The tall girl looked full into Polly’s eyes, a strange, sweet, wistful light filled her own, her words came out musically.
“I am Flower,” she said, “and this is David. I am thirteen years old, and David is eight. Father sent us away because after mother died there was no one to take care of us.”
A sigh of intense interest and sympathy fell from the lips of all the young Maybrights.
“Come upstairs, Flower; we know quite well how to be sorry for you,” said Helen.
She took the strange girl’s hand, and led her up the broad staircase.
“I’ll stay below,” said David. “I’m not the least tired, and my hands don’t want washing. Who’s the jolliest here? Couldn’t we have a game of ball? I haven’t played ball since I left Ballarat. Flower wouldn’t let me. She said I might when I came here. She spoke about coming here all the time, and she always wanted to see your mother. She cried the whole of last night because your mother was dead. Now has nobody got a ball, and won’t the jolliest begin?”
“I’ll play with you, David,” said Polly. “Now catch; there! once, twice, thrice. Aren’t you starving? I want my tea, if you don’t.”

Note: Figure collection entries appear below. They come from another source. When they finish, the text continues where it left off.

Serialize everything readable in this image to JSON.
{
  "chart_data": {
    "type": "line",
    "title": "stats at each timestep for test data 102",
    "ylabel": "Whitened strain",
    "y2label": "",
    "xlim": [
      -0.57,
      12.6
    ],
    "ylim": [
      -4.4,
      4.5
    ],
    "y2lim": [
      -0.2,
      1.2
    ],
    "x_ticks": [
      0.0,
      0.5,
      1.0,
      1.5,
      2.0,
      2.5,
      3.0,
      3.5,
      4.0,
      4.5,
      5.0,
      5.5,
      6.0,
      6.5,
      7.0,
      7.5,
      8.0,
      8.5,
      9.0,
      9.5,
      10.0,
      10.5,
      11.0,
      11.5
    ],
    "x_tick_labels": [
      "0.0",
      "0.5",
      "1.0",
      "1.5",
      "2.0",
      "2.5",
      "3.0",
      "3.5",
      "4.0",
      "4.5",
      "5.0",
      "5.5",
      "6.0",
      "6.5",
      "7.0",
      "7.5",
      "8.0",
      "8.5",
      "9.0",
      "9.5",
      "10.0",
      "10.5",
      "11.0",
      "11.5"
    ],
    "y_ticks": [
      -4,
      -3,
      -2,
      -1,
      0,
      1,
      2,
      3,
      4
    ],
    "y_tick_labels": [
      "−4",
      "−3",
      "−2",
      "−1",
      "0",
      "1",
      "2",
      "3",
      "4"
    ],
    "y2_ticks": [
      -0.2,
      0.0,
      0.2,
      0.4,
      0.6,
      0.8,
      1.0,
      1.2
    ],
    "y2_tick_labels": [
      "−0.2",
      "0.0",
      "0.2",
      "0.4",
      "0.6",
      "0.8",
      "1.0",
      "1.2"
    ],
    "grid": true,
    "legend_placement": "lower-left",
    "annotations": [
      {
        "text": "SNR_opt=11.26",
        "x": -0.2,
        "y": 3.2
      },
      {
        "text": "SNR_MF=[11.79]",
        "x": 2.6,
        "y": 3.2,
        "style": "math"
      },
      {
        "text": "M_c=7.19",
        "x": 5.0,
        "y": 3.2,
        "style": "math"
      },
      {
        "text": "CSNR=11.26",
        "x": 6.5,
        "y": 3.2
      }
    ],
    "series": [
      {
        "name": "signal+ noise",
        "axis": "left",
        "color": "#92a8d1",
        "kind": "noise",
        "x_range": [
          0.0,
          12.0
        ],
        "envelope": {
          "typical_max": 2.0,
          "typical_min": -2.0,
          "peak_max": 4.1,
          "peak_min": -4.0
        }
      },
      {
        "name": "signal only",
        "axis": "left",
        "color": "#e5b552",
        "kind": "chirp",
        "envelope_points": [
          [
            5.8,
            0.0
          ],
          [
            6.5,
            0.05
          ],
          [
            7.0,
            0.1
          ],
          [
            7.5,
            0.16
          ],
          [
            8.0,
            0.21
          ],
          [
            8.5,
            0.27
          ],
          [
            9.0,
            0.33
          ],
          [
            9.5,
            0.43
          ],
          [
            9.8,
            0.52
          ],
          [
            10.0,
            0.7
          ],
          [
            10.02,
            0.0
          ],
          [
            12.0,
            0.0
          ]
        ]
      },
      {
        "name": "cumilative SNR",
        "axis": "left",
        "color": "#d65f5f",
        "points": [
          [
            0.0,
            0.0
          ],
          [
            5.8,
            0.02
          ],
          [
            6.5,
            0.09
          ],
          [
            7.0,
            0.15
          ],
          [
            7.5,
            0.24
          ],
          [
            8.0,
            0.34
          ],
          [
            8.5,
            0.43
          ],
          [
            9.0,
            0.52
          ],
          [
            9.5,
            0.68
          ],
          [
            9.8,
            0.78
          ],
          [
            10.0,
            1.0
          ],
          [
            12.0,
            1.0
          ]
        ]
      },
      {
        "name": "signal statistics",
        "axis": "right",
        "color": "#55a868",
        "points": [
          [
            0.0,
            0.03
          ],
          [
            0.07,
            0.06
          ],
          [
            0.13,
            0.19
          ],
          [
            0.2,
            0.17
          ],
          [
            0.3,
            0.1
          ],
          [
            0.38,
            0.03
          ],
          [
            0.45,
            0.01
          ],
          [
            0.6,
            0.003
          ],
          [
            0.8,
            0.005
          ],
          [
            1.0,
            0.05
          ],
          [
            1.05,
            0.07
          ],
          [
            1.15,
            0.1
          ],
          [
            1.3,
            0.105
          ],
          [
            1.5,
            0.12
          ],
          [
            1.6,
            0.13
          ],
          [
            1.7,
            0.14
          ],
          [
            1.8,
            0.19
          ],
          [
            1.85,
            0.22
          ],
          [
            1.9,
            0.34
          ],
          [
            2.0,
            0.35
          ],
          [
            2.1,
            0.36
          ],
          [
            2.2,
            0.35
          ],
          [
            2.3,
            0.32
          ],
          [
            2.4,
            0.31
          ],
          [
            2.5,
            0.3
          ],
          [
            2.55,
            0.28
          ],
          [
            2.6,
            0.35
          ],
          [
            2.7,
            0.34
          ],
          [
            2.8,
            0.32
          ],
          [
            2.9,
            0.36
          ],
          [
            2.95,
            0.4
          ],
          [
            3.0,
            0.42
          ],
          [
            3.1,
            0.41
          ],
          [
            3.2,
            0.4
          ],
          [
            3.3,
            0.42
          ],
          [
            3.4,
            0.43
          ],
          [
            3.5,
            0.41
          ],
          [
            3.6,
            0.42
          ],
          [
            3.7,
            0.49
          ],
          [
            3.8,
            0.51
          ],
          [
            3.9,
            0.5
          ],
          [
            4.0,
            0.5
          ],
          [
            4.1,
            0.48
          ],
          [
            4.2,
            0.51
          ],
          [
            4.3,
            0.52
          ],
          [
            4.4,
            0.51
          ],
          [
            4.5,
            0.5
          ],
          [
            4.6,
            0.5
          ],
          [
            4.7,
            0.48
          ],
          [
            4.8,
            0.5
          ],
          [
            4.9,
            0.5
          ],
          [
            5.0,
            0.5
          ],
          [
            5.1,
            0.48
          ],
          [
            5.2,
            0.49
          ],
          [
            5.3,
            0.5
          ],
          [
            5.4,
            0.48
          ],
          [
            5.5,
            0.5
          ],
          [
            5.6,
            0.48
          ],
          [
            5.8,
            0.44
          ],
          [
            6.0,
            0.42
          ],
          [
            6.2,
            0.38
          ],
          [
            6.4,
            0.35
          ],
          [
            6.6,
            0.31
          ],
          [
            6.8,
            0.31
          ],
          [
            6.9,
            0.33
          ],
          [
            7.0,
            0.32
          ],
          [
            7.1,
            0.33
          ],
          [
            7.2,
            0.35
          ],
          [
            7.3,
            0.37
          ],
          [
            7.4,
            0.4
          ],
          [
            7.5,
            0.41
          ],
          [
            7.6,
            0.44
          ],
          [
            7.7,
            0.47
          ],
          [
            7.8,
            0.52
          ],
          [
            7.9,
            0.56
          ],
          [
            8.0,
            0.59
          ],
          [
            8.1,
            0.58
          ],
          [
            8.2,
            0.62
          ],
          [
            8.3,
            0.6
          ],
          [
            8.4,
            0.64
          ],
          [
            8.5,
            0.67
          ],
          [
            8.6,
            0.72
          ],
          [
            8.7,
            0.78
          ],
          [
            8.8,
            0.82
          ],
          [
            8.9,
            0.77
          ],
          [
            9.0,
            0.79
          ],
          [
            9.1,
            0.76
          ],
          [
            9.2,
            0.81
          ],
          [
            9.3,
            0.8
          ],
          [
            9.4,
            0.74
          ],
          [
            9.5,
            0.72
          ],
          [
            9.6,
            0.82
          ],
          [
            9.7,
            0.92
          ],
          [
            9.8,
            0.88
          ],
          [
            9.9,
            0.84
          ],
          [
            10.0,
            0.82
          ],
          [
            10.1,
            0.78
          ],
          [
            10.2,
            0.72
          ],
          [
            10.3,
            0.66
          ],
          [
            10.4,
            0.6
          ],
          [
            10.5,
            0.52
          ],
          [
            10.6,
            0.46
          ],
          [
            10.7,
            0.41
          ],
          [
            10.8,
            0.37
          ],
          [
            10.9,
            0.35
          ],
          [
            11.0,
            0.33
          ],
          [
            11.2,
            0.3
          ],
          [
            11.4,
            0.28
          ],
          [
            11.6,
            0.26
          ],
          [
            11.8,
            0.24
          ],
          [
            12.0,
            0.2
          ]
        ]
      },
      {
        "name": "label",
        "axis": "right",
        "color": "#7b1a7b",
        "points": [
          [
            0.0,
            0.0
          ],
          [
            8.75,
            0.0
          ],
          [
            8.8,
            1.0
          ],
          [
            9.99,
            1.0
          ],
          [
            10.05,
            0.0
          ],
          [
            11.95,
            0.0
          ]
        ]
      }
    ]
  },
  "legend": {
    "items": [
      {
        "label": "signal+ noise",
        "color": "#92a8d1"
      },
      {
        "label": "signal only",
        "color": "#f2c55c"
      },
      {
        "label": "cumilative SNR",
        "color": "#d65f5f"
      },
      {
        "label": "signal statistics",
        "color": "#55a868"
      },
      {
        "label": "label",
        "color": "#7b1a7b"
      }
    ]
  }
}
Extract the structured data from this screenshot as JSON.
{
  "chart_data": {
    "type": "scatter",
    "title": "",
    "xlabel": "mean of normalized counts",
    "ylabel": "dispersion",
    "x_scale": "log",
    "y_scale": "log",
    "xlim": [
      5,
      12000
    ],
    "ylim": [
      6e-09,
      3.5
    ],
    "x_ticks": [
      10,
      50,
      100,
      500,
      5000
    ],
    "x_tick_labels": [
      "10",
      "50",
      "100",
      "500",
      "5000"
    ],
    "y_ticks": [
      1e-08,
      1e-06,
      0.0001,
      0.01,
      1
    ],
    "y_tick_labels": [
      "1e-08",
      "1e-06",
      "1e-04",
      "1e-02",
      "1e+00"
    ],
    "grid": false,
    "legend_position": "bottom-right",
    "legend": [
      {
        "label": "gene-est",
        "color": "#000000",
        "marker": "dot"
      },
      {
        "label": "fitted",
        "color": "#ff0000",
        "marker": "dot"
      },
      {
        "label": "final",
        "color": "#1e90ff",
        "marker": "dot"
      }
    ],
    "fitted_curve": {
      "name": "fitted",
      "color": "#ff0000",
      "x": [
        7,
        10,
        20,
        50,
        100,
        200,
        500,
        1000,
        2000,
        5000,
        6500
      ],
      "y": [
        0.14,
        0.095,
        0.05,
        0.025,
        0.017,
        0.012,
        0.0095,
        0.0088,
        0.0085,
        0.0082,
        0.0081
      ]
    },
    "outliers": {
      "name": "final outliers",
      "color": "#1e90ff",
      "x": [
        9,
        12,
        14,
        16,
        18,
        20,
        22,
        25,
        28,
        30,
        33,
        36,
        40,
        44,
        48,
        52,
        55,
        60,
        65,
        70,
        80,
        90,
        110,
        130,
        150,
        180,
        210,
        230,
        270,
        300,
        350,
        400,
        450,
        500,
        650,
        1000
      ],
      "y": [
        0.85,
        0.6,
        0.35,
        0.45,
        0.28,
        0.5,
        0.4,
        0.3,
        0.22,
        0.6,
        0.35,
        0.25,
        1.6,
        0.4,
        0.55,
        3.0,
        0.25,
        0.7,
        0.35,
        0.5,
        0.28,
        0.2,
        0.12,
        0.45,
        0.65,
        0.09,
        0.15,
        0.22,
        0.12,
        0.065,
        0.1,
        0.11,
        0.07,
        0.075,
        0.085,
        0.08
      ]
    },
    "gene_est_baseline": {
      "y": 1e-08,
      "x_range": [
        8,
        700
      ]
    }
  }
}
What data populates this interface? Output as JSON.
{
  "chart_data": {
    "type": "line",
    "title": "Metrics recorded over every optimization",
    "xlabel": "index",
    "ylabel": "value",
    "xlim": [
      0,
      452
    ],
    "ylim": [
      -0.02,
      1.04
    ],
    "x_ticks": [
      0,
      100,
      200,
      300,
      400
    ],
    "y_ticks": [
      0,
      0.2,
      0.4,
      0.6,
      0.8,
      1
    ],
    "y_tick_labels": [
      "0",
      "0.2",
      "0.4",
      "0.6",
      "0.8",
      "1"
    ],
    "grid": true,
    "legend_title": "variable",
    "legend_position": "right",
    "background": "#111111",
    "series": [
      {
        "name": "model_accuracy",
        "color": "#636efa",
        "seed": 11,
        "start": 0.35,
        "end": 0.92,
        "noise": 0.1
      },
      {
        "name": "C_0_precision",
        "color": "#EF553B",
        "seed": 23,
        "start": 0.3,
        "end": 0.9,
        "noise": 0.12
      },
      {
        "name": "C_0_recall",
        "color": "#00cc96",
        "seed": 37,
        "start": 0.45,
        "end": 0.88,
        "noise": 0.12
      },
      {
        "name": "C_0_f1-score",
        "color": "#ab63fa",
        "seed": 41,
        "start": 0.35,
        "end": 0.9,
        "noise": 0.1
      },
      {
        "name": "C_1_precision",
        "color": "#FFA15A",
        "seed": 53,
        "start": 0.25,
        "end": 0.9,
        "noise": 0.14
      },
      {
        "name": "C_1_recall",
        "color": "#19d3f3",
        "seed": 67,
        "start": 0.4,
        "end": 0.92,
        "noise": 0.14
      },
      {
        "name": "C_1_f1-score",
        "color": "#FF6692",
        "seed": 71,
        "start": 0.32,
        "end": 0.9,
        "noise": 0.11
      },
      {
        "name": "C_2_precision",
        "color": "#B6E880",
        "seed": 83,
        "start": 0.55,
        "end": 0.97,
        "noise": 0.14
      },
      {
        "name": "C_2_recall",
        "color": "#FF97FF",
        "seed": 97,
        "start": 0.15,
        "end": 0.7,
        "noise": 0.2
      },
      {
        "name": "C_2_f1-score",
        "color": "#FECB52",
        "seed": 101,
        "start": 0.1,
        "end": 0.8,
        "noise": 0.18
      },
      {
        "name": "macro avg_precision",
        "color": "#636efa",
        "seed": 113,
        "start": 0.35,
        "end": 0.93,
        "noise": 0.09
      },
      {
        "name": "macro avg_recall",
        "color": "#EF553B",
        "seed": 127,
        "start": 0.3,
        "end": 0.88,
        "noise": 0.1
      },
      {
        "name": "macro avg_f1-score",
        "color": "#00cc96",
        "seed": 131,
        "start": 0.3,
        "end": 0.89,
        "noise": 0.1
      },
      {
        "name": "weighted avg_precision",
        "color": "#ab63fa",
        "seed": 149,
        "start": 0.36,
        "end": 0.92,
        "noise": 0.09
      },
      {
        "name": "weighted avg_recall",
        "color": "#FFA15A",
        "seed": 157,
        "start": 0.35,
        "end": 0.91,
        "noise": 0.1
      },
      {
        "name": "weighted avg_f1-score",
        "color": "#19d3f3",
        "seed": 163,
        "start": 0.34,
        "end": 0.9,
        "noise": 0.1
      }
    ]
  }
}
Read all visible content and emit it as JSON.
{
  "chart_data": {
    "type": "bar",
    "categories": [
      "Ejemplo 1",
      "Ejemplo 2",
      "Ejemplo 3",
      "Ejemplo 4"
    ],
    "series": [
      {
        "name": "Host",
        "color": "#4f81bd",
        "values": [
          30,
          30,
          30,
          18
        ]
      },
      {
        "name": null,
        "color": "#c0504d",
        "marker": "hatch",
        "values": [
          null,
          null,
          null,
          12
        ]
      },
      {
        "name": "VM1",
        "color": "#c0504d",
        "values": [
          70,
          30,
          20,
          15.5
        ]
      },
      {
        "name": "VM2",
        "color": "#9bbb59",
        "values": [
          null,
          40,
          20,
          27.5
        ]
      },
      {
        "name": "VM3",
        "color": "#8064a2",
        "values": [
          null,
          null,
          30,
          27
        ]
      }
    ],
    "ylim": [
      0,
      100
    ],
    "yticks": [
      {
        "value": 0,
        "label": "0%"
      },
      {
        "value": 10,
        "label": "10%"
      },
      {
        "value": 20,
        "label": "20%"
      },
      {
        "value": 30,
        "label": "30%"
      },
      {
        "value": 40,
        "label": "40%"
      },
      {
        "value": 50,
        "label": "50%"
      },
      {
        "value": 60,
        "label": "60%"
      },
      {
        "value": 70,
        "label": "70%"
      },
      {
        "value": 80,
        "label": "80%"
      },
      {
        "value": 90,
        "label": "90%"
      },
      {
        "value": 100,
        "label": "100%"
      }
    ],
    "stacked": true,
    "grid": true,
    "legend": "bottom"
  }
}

“Flower said I wasn’t to ask for anything to eat now that your mother is dead,” responded David. “She said it wasn’t likely we’d stay, but that while we did I was to be on my good behavior. I hate being on my good behavior; but Flower’s an awful mistress. Yes, of course, I’m starving.”
“Well, come in to tea, then,” said Polly, laughing. “Perhaps you will stay, and anyhow we are glad to have you for a little. Children, please don’t stare so hard.”
“I don’t mind,” said David. “They may stare if it pleases them; I rather like it.”
“Like being stared at!” repeated Firefly, whose own sensitive little nature resented the most transient glance.
“Yes,” responded David, calmly; “it shows that I’m admired; and I know that I’m a very handsome boy.”
So he was, with dark eyes like a gipsy, and a splendid upright figure and bearing. Far from being the barbarian of Polly’s imagination, he had some of the airs and graces of a born aristocrat. His calm remarks and utter coolness astonished the little Maybrights, who rather shrank away from him, and left him altogether to Polly’s patronage.
At this moment Helen and the young Australian girl came down together. David instantly trotted up to his sister.
“She thinks that perhaps we’ll stay, Flower,” pointing with his finger at Polly, “and in that case I needn’t keep up my company manners, need I?”
“But you must behave well, David,” responded Flower, “or the English nation will fancy we are not civilized.”
She smiled in a lovely languid way at her brother, and looked round with calm indifference at the boys and girls who pressed close to her.
“Come and have tea,” said Helen.
She placed Flower at her right hand. The Doctor took the head of the table, and the meal progressed more or less in silence. Flower was too lazy or too delicate to eat much. David spent all his time in trying to make Firefly laugh, and in avoiding the Doctor’s penetrating glance. The Maybrights were too astonished at the appearance of their guests to feel thoroughly at ease. Polly had a sensation of things being somehow rather flat, and the Doctor wondered much in his inward soul how this new experiment would work.